All of which was right there in plain sight three decades ago in America and is now on show again in America Lost & Found, a new reprint of the arc accompanied by Wagner’s scripts for the seven-part story. Colin MacNeil’s lush painted art has a period feel of its own, both as a blast from 2000AD‘s past era of European-influenced painted sci-fi art and a reminder of how MacNeil himself has evolved his style in the digitally-enabled years since. His Mega-City One visuals are immersive cityscapes of threat and unease, glittering neon lights reflected on the meanest of mean streets, with all the graphic violence that the Megazine format allowed. America isn’t even focused on Dredd, being instead the entirely doomed story of Bennett Beeny’s love for America Jara; he a middlingly famous pop star, she a first-generation immigrant and fiery revolutionary out to throw a Molotov cocktail or two at the Judges.

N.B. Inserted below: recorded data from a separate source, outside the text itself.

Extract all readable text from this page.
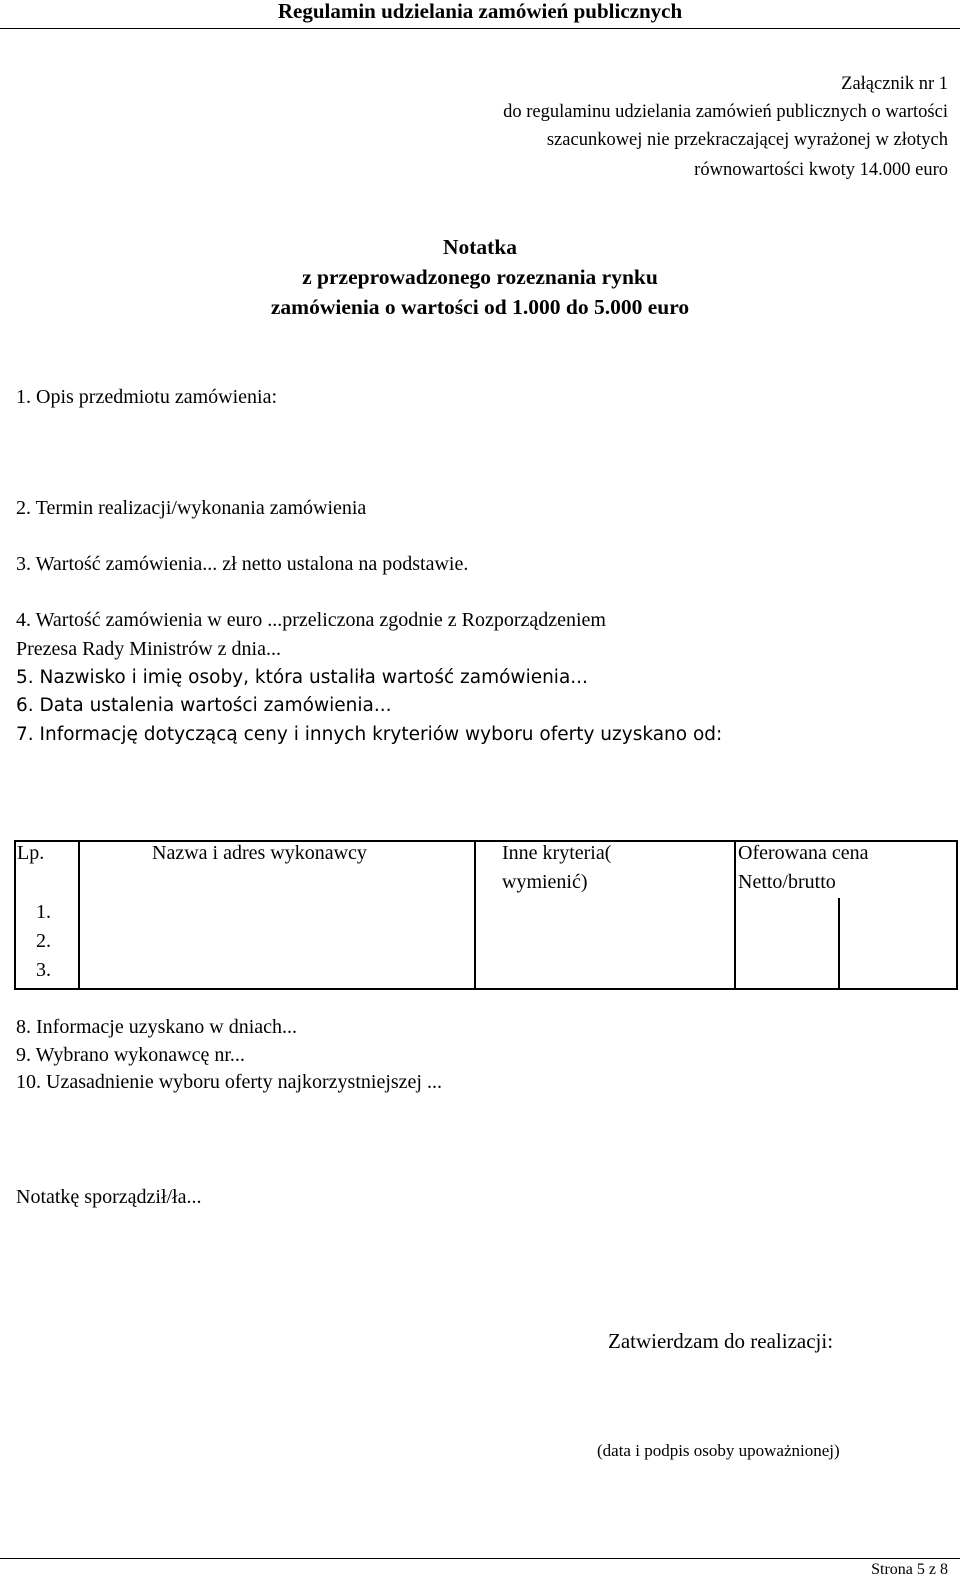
Regulamin udzielania zamówień publicznych
Załącznik nr 1
do regulaminu udzielania zamówień publicznych o wartości
szacunkowej nie przekraczającej wyrażonej w złotych
równowartości kwoty 14.000 euro
Notatka
z przeprowadzonego rozeznania rynku
zamówienia o wartości od 1.000 do 5.000 euro
1. Opis przedmiotu zamówienia:
2. Termin realizacji/wykonania zamówienia
3. Wartość zamówienia... zł netto ustalona na podstawie.
4. Wartość zamówienia w euro ...przeliczona zgodnie z Rozporządzeniem
Prezesa Rady Ministrów z dnia...
5. Nazwisko i imię osoby, która ustaliła wartość zamówienia...
6. Data ustalenia wartości zamówienia...
7. Informację dotyczącą ceny i innych kryteriów wyboru oferty uzyskano od:
Lp.	Nazwa i adres wykonawcy	Inne kryteria(
wymienić)
Oferowana cena
Netto/brutto
1.
2.
3.
8. Informacje uzyskano w dniach...
9. Wybrano wykonawcę nr...
10. Uzasadnienie wyboru oferty najkorzystniejszej ...
Notatkę sporządził/ła...
Zatwierdzam do realizacji:
(data i podpis osoby upoważnionej)
Strona 5 z 8
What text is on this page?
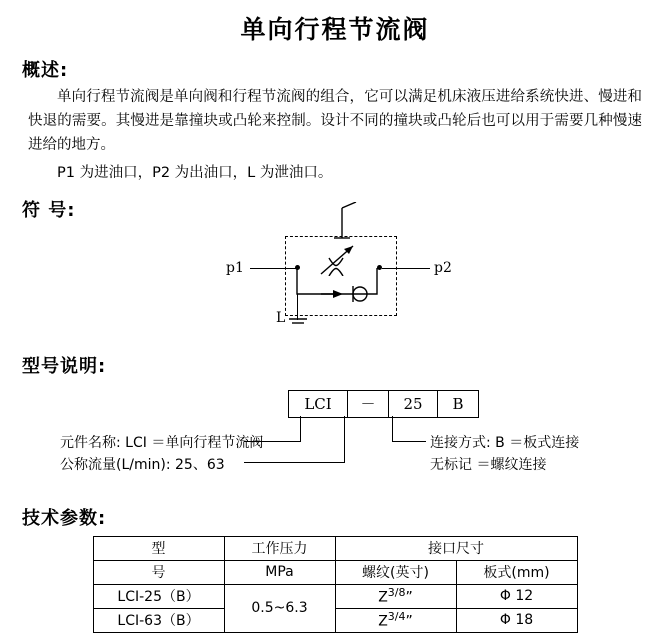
单向行程节流阀
概述:
单向行程节流阀是单向阀和行程节流阀的组合，它可以满足机床液压进给系统快进、慢进和快退的需要。其慢进是靠撞块或凸轮来控制。设计不同的撞块或凸轮后也可以用于需要几种慢速进给的地方。
P1 为进油口，P2 为出油口，L 为泄油口。
符 号:
p1	p2
L
型号说明:
LCI	－	25	B
元件名称: LCI ＝单向行程节流阀
公称流量(L/min): 25、63
连接方式: B ＝板式连接
无标记 ＝螺纹连接
技术参数:
型	工作压力	接口尺寸	
号	MPa	螺纹(英寸)	板式(mm)
LCI-25（B）	0.5~6.3	$Z^{3/8}$”	Φ 12
LCI-63（B）		$Z^{3/4}$”	Φ 18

The story allows multiple different readings, including one from a very current perspective on gender and trans rights, but at the time Wagner was surely thinking of heterosexual mad love, the obsessive blinding foolishness of a weak man entranced by a strong woman of principle, an eternally relevant theme of its own.
If he wasn’t, you won’t get a solid pointer from the scripts. John Wagner is approaching retirement, at which point his titanic body of work and colossal impact on comics will need to be properly assessed; but the new reprint bears out the conventional wisdom that Wagner scripts are terse, functional, and leave matters of interpretation up to the artist first and then up to the reader later on. Scripts for parts two and six having vanished—lost and not found in fact—Wagner supplies new commentary on them instead, which provides more perspective on the work than the scripts themselves but still doesn’t give future scholars much to go on. In some ways this is perfect—you could make a good case for readers’ interpretations outranking authors’ intentions every time—although since Rebellion has simultaneously published Essential Judge Dredd: America, collecting the Wagner story again alongside related tales by Alan Grant and Garth Ennis, the Wagner scripts could have profitably gone into that volume instead. But as a spotlight on an influential story from influential creators that will never fall out of fashion, America Lost & Found gives America and America their due.